The majority relied on the recent Ninth Circuit decision in Hawaii Wildlife Fund et al. v. County of Maui. There, the court held that processed water that seeps from an underground injection well and then  migrates to navigable waters through groundwater is subject to CWA NPDES permitting. The majority found “no merit” in the defendants’ concern that the holding “will result in unintended coverage under the CWA of any discharge of a pollutant into ground water.”

Implications

The majority acknowledged that existence of a “direct hydrological connection” is a fact-specific inquiry, but provided little workable guidance on what constitutes “direct.” The ruling therefore adds to the already complicated and uncertain CWA regulatory landscape. In practice, the petroleum pipeline in this case is indistinguishable from other critical infrastructure from which pollutants may seep into soil and groundwater, including groundwater recharge systems, green infrastructure, treatment ponds and landfills. Public water supply pipelines, recycled water pipelines and sanitary sewer pipelines could also affect groundwater as a result of age or episodic failures. And household septic tanks, used by 22.2 million American homes, typically release pollutants into soil and groundwater. Under the majority’s ruling, owners of all of these types of infrastructure could be subject to CWA regulation if the groundwater surrounding them is hydrologically connected to navigable waters.

Making the hydrologic and geologic determinations necessary to apply for NPDES permits to cover potential seeps to groundwater—and then implementing that permit program—will strain industry and homeowner resources. Meanwhile, state agencies that enforce the CWA will face immense administrative burdens in developing and issuing NPDES permits for so many previously-unregulated sources, likely to the detriment of other state and federal groundwater regulatory programs. Due to the nature of groundwater, it may often be infeasible or even impossible to make the determinations necessary to issue a permit. This could thwart the construction of important private and public infrastructure.

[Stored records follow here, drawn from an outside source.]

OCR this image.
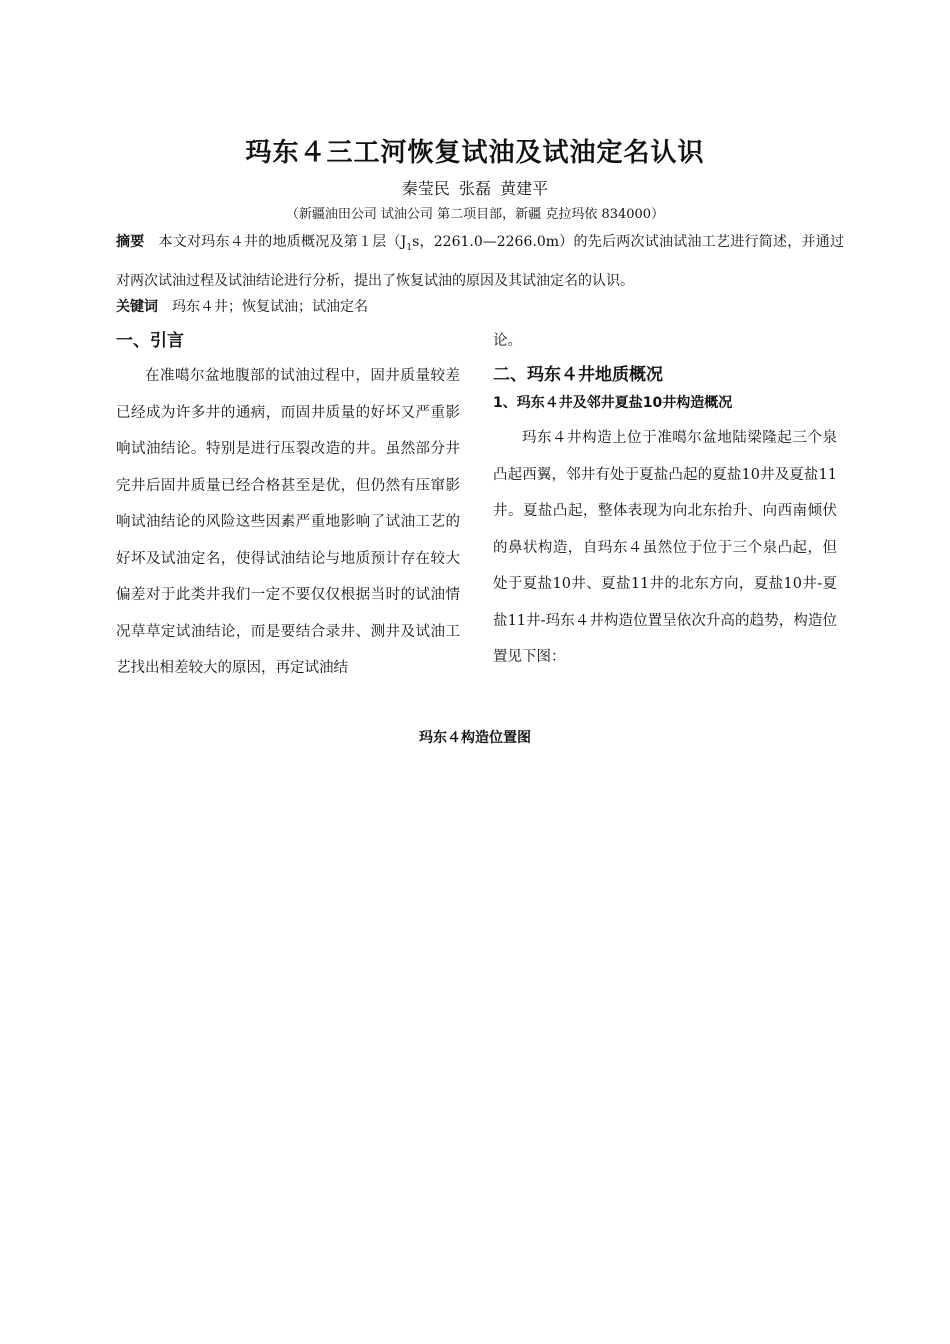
玛东４三工河恢复试油及试油定名认识
秦莹民 张磊 黄建平
（新疆油田公司 试油公司 第二项目部，新疆 克拉玛依 834000）
摘要 本文对玛东４井的地质概况及第１层（$J_1s$，2261.0—2266.0m）的先后两次试油试油工艺进行简述，并通过对两次试油过程及试油结论进行分析，提出了恢复试油的原因及其试油定名的认识。
关键词 玛东４井；恢复试油；试油定名
一、引言

在准噶尔盆地腹部的试油过程中，固井质量较差已经成为许多井的通病，而固井质量的好坏又严重影响试油结论。特别是进行压裂改造的井。虽然部分井完井后固井质量已经合格甚至是优，但仍然有压窜影响试油结论的风险这些因素严重地影响了试油工艺的好坏及试油定名，使得试油结论与地质预计存在较大偏差对于此类井我们一定不要仅仅根据当时的试油情况草草定试油结论，而是要结合录井、测井及试油工艺找出相差较大的原因，再定试油结

论。

二、玛东４井地质概况
1、玛东４井及邻井夏盐10井构造概况

玛东４井构造上位于准噶尔盆地陆梁隆起三个泉凸起西翼，邻井有处于夏盐凸起的夏盐10井及夏盐11井。夏盐凸起，整体表现为向北东抬升、向西南倾伏的鼻状构造，自玛东４虽然位于位于三个泉凸起，但处于夏盐10井、夏盐11井的北东方向，夏盐10井-夏盐11井-玛东４井构造位置呈依次升高的趋势，构造位置见下图：

玛东４构造位置图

As amici argued, and Judge Floyd noted in dissent, allowing a citizen suit to proceed under the “direct hydrological connection” theory is not necessary to protect navigable waters. Indeed, the CWA places primary enforcement responsibility with the state governments. Accordingly, SCDHEC directed the pipeline owner to determine the impact of the spill and implement corrective action plans and continues to oversee that process today. And other federal environmental protection laws, such as the Comprehensive Environmental Response, Compensation and Liability Act, and the Resource Conservation and Recovery Act, provide citizen-suit jurisdiction for effectuating cleanup of groundwater contamination. State law also addresses accidental spills; South Carolina law, for example, makes polluters liable for money damages and broadly authorizes SCDHEC to mandate and oversee remediation.

On April 26, 2018, Kinder Morgan filed a petition for rehearing and rehearing en banc. That petition was supported by several amici, including local government organizations and a broad range of industry interests. Should the decision stand, it would potentially expand the scope of liability under the CWA for pipeline operators in two ways: First, it would expand liability under § 402 of the CWA to the migration of pollutants to groundwater if the groundwater at some point conveys those pollutants to navigable waters. Second, citizen suits under the CWA may be brought only for ongoing violations. Even if the conduct at issue is long past—the spill has been stopped and the discharge ceased—under this ruling a citizen suit may still be brought if the migration of groundwater continues and that migration later carries pollutants into navigable waters. The implications for state environmental agencies are also significant. The plaintiffs in Kinder Morgan explicitly seek to have the federal court second-guess the remedial plans the state environmental agency adopted to address the pipeline spill. Under this ruling, the forum for making these complex remedial decisions may shift from the expert agencies to federal court.